La seconda era che c'era un corpo sotto di lui; un corpo morbido, caldo e che emanava un lieve ma dolcissimo profumo. Saelle era ancora lì, sul suo letto. Levi alzò il capo giusto un poco, quel che bastava per poterla guardare. Dormiva ancora. Durante il sonno, aveva abbandonato la testa di lato e aveva lievemente schiuso le labbra; anche le sue braccia non avvolgevano più Levi e una mano era abbandonata lungo il fianco, mentre l'altra era andata a posarsi sul cuscino, molto vicina alla sua bocca. Aveva leggermente piegato le gambe e col busto si era probabilmente mossa un poco, perché la sua camicetta, ancora slacciata di due bottoni di troppo, si era tutta spiegazzata. Non che si vedesse qualcosa di sconveniente: solo che, ruotando assieme al busto, il tessuto si era avvolto più strettamente attorno al suo corpo, rendendone più percepibili i contorni; dal torace nudo, si scorgeva appena il principio di una delle curve del suo seno. I suoi capelli erano sparsi disordinatamente su tutto il cuscino, ma alcune ciocche le erano scivolate sulle spalle, sul petto, sulla guancia.

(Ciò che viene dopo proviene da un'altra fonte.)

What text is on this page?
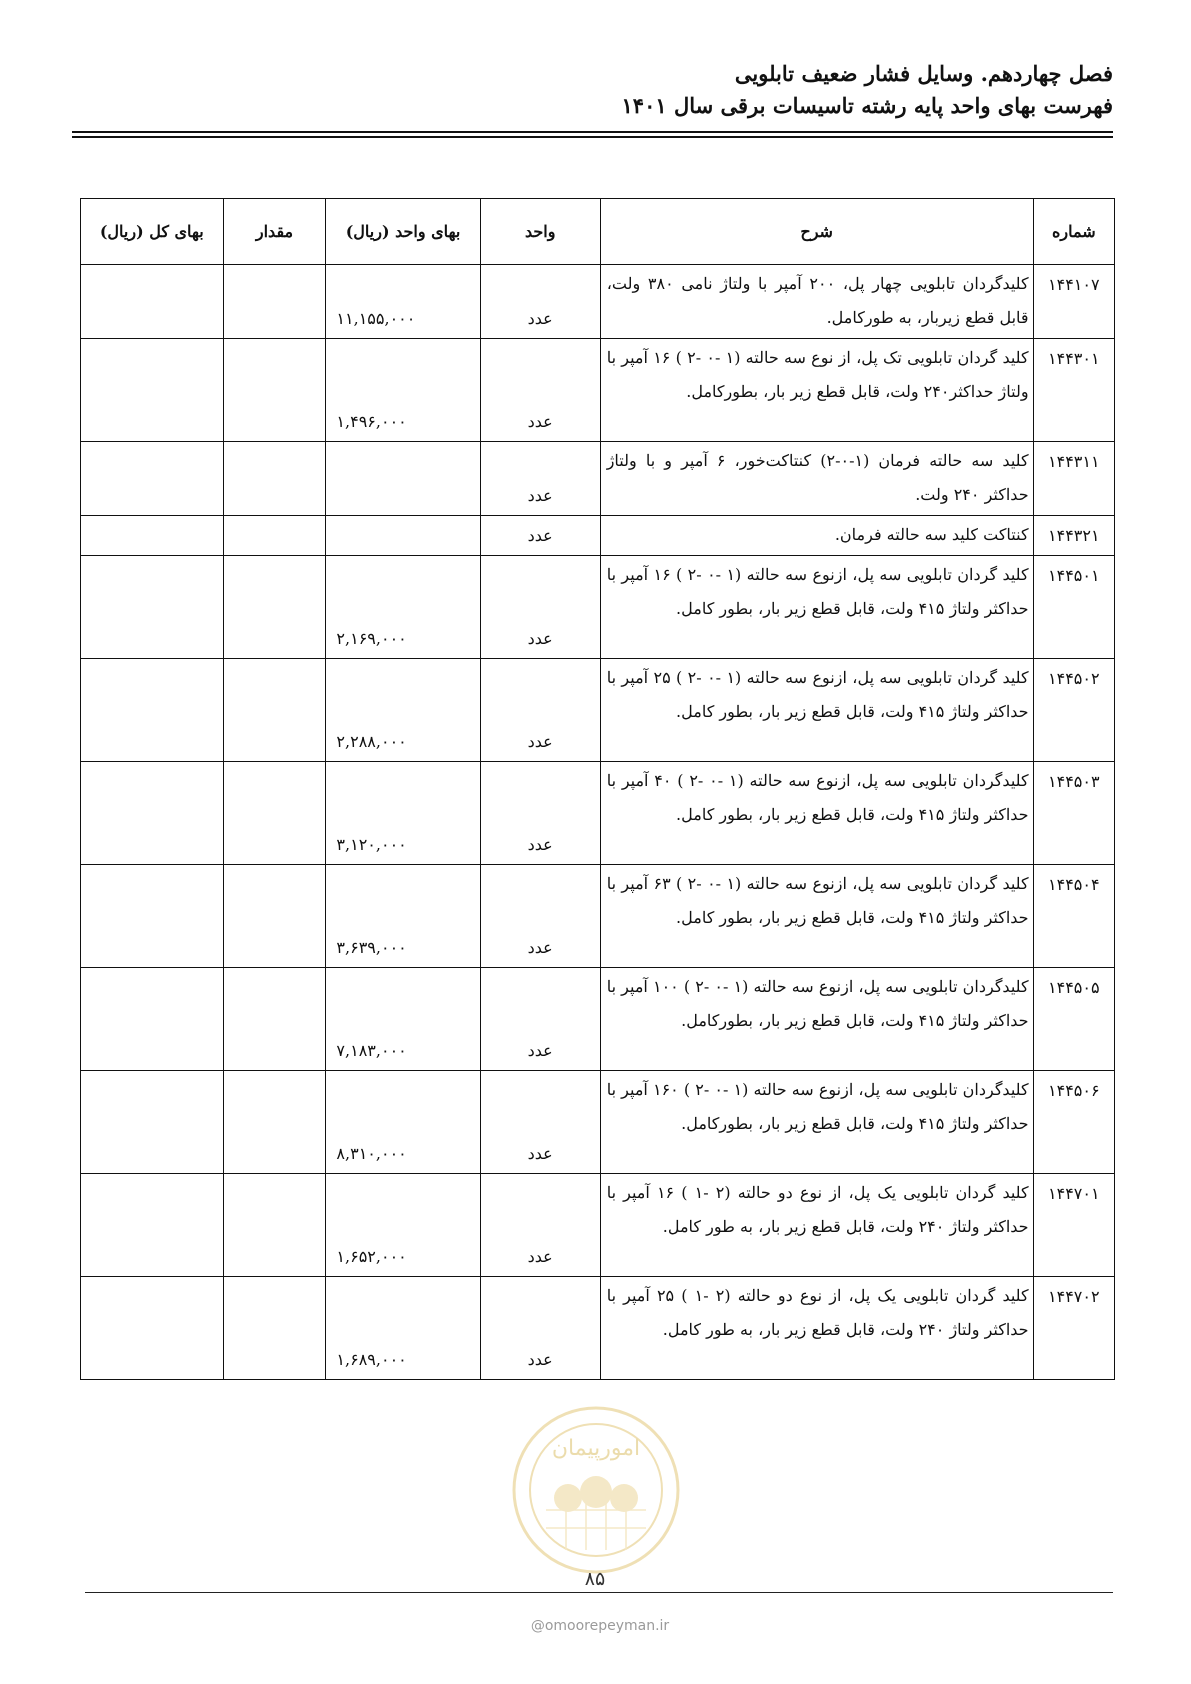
فصل چهاردهم. وسایل فشار ضعیف تابلویی
فهرست بهای واحد پایه رشته تاسیسات برقی سال ۱۴۰۱
شماره	شرح	واحد	بهای واحد (ریال)	مقدار	بهای کل (ریال)
۱۴۴۱۰۷	کلیدگردان تابلویی چهار پل، ۲۰۰ آمپر با ولتاژ نامی ۳۸۰ ولت، قابل قطع زیربار، به طورکامل.	عدد	۱۱,۱۵۵,۰۰۰		
۱۴۴۳۰۱	کلید گردان تابلویی تک پل، از نوع سه حالته (۱ -۰ -۲ ) ۱۶ آمپر با ولتاژ حداکثر۲۴۰ ولت، قابل قطع زیر بار، بطورکامل.	عدد	۱,۴۹۶,۰۰۰		
۱۴۴۳۱۱	کلید سه حالته فرمان (۱-۰-۲) کنتاکت‌خور، ۶ آمپر و با ولتاژ حداکثر ۲۴۰ ولت.	عدد			
۱۴۴۳۲۱	کنتاکت کلید سه حالته فرمان.	عدد			
۱۴۴۵۰۱	کلید گردان تابلویی سه پل، ازنوع سه حالته (۱ -۰ -۲ ) ۱۶ آمپر با حداکثر ولتاژ ۴۱۵ ولت، قابل قطع زیر بار، بطور کامل.	عدد	۲,۱۶۹,۰۰۰		
۱۴۴۵۰۲	کلید گردان تابلویی سه پل، ازنوع سه حالته (۱ -۰ -۲ ) ۲۵ آمپر با حداکثر ولتاژ ۴۱۵ ولت، قابل قطع زیر بار، بطور کامل.	عدد	۲,۲۸۸,۰۰۰		
۱۴۴۵۰۳	کلیدگردان تابلویی سه پل، ازنوع سه حالته (۱ -۰ -۲ ) ۴۰ آمپر با حداکثر ولتاژ ۴۱۵ ولت، قابل قطع زیر بار، بطور کامل.	عدد	۳,۱۲۰,۰۰۰		
۱۴۴۵۰۴	کلید گردان تابلویی سه پل، ازنوع سه حالته (۱ -۰ -۲ ) ۶۳ آمپر با حداکثر ولتاژ ۴۱۵ ولت، قابل قطع زیر بار، بطور کامل.	عدد	۳,۶۳۹,۰۰۰		
۱۴۴۵۰۵	کلیدگردان تابلویی سه پل، ازنوع سه حالته (۱ -۰ -۲ ) ۱۰۰ آمپر با حداکثر ولتاژ ۴۱۵ ولت، قابل قطع زیر بار، بطورکامل.	عدد	۷,۱۸۳,۰۰۰		
۱۴۴۵۰۶	کلیدگردان تابلویی سه پل، ازنوع سه حالته (۱ -۰ -۲ ) ۱۶۰ آمپر با حداکثر ولتاژ ۴۱۵ ولت، قابل قطع زیر بار، بطورکامل.	عدد	۸,۳۱۰,۰۰۰		
۱۴۴۷۰۱	کلید گردان تابلویی یک پل، از نوع دو حالته (۲ -۱ ) ۱۶ آمپر با حداکثر ولتاژ ۲۴۰ ولت، قابل قطع زیر بار، به طور کامل.	عدد	۱,۶۵۲,۰۰۰		
۱۴۴۷۰۲	کلید گردان تابلویی یک پل، از نوع دو حالته (۲ -۱ ) ۲۵ آمپر با حداکثر ولتاژ ۲۴۰ ولت، قابل قطع زیر بار، به طور کامل.	عدد	۱,۶۸۹,۰۰۰		
امورپیمان
۸۵
@omoorepeyman.ir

Dio. Era la creatura più sensuale su cui Levi avesse mai posato gli occhi. Ogni centimetro del suo corpo disteso e mollemente abbandonato tra le lenzuola emetteva una carica erotica tanto più impressionante quanto era inconsapevole, visto che lei dormiva. Levi spese diversi minuti a considerare coi suoi occhi color dell'acciaio ognuno di quei centimetri, sentendo risvegliarsi dentro di lui delle vibrazioni che non ricordava di aver mai provato, ma che stavano decisamente agguantando buona parte della sua mente. Quanto avrebbe voluto baciarla... era impossibile, naturalmente, non doveva farlo, per un sacco di ottime ragioni. E poi una delle mani di lei era posata vicino al viso, se avesse voluto baciarla avrebbe dovuto spostargliela e l'avrebbe senza dubbio svegliata. Però, chissà cosa si provava ad assaggiare con la bocca quel corpo, quel corpo che era lì, proprio sotto di lui, ad un palmo dalle sue dita, quella pelle dolce e morbida che sprigionava un lieve tepore, che si alzava e si abbassava al ritmo del respiro, che profumava di lei e, insieme, anche di lui, che le era stato stretto addosso per tutta la notte. Quale sensazione avrebbero potuto provare le sue labbra, al contatto con quella pelle?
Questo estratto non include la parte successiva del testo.